Ametek Land is celebrating its 75th anniversary this year, and the company has grown and evolved a lot in that time, always through strong customer relations and a great internal culture. But talking with Primhak, he believes the key lesson the company has learned recently is “Focus”.

“This was brought to life during the Covid pandemic,” he says. “Like every company, we tend to be distracted by the next shiny thing. So, we have learnt to prioritise, focusing on only one, two or three big things to get much better results, rather than trying to do ten things at once.”

The pandemic really showed the results this approach can yield.

“We were being asked by customers to produce a fever screening system. It is basically a thermal imager used to monitor skin temperatures to prevent potential covid cases entering offices or critical infrastructure,” Primhak recalls. “We said drop everything else, this is what we focus on.”

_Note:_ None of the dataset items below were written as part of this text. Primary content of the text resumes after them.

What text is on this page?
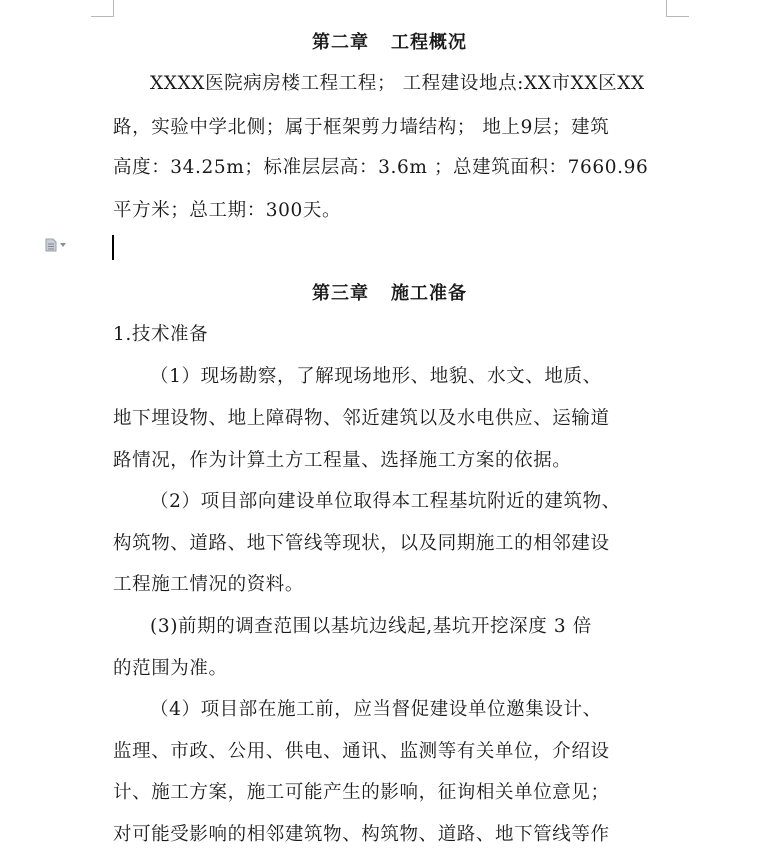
第二章 工程概况
XXXX医院病房楼工程工程； 工程建设地点:XX市XX区XX
路，实验中学北侧；属于框架剪力墙结构； 地上9层；建筑
高度：34.25m；标准层层高：3.6m ；总建筑面积：7660.96
平方米；总工期：300天。
第三章 施工准备
1.技术准备
（1）现场勘察，了解现场地形、地貌、水文、地质、
地下埋设物、地上障碍物、邻近建筑以及水电供应、运输道
路情况，作为计算土方工程量、选择施工方案的依据。
（2）项目部向建设单位取得本工程基坑附近的建筑物、
构筑物、道路、地下管线等现状，以及同期施工的相邻建设
工程施工情况的资料。
(3)前期的调查范围以基坑边线起,基坑开挖深度 3 倍
的范围为准。
（4）项目部在施工前，应当督促建设单位邀集设计、
监理、市政、公用、供电、通讯、监测等有关单位，介绍设
计、施工方案，施工可能产生的影响，征询相关单位意见；
对可能受影响的相邻建筑物、构筑物、道路、地下管线等作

Ametek Land developed an imaging system with facial recognition, taking it from concept to launch in four weeks.

“For a business like us, our timescales of development tend to be measured in months or years, so to do that in four weeks was amazing,” Primhak tells us.

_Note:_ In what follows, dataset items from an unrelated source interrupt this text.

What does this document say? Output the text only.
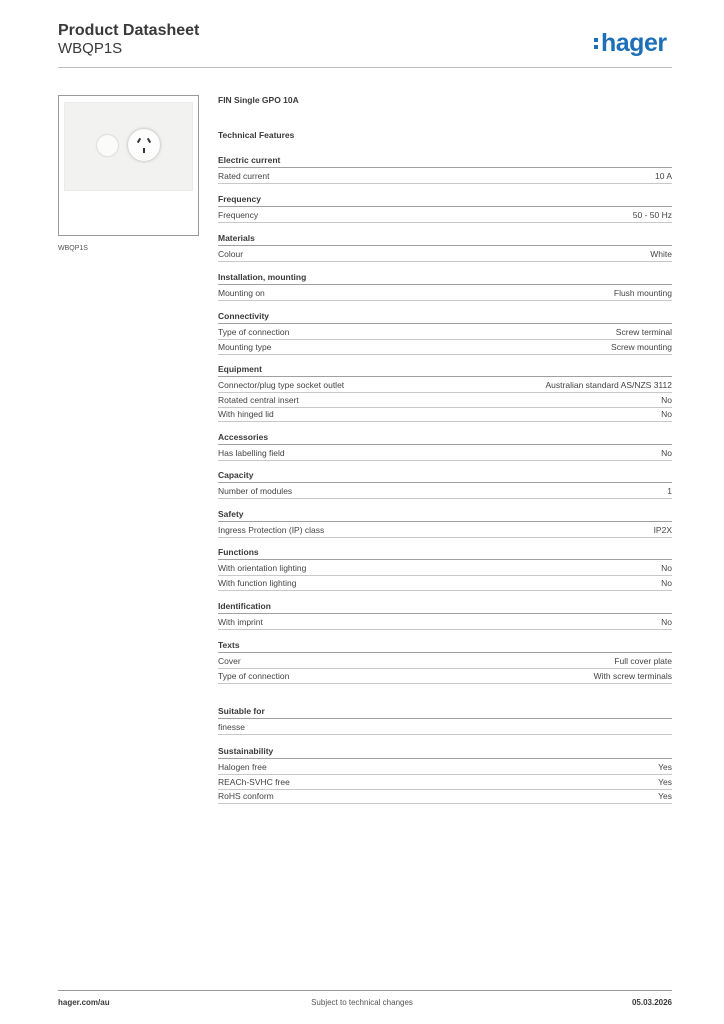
Product Datasheet
WBQP1S	hager
WBQP1S
FIN Single GPO 10A
Technical Features
Electric current
Rated current	10 A
Frequency
Frequency	50 - 50 Hz
Materials
Colour	White
Installation, mounting
Mounting on	Flush mounting
Connectivity
Type of connection	Screw terminal
Mounting type	Screw mounting
Equipment
Connector/plug type socket outlet	Australian standard AS/NZS 3112
Rotated central insert	No
With hinged lid	No
Accessories
Has labelling field	No
Capacity
Number of modules	1
Safety
Ingress Protection (IP) class	IP2X
Functions
With orientation lighting	No
With function lighting	No
Identification
With imprint	No
Texts
Cover	Full cover plate
Type of connection	With screw terminals
Suitable for
finesse
Sustainability
Halogen free	Yes
REACh-SVHC free	Yes
RoHS conform	Yes
hager.com/au	Subject to technical changes	05.03.2026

The company is already focussing on new challenges.

“The biggest thing going on from a macro point of view is decarbonisation. We’re moving into a new era and if we don’t move quickly enough the consequences for the world will be dire,” Primhak insists. “But with that transition new industries are emerging. The electric vehicle market is growing at an extraordinary rate, and manufacturers are looking for better materials and how to improve their production techniques. The hydrogen economy will also play a major part in the future and we provide instruments for monitoring the furnaces used to make hydrogen.

There is a whole multi-factor challenge going on in the world and we’re working with partners and industry specialists to see how we can help with that journey.”

Ametek Land is well positioned to help its customers digitalise and make people safer, introducing tools that will allow people to remotely monitor and control processes in dangerous environments where before they would potentially be putting an operator in danger.

“That’s a big part of the future for us with thermal imaging, helping people automate and perform remote operations and monitoring,” Primhak says.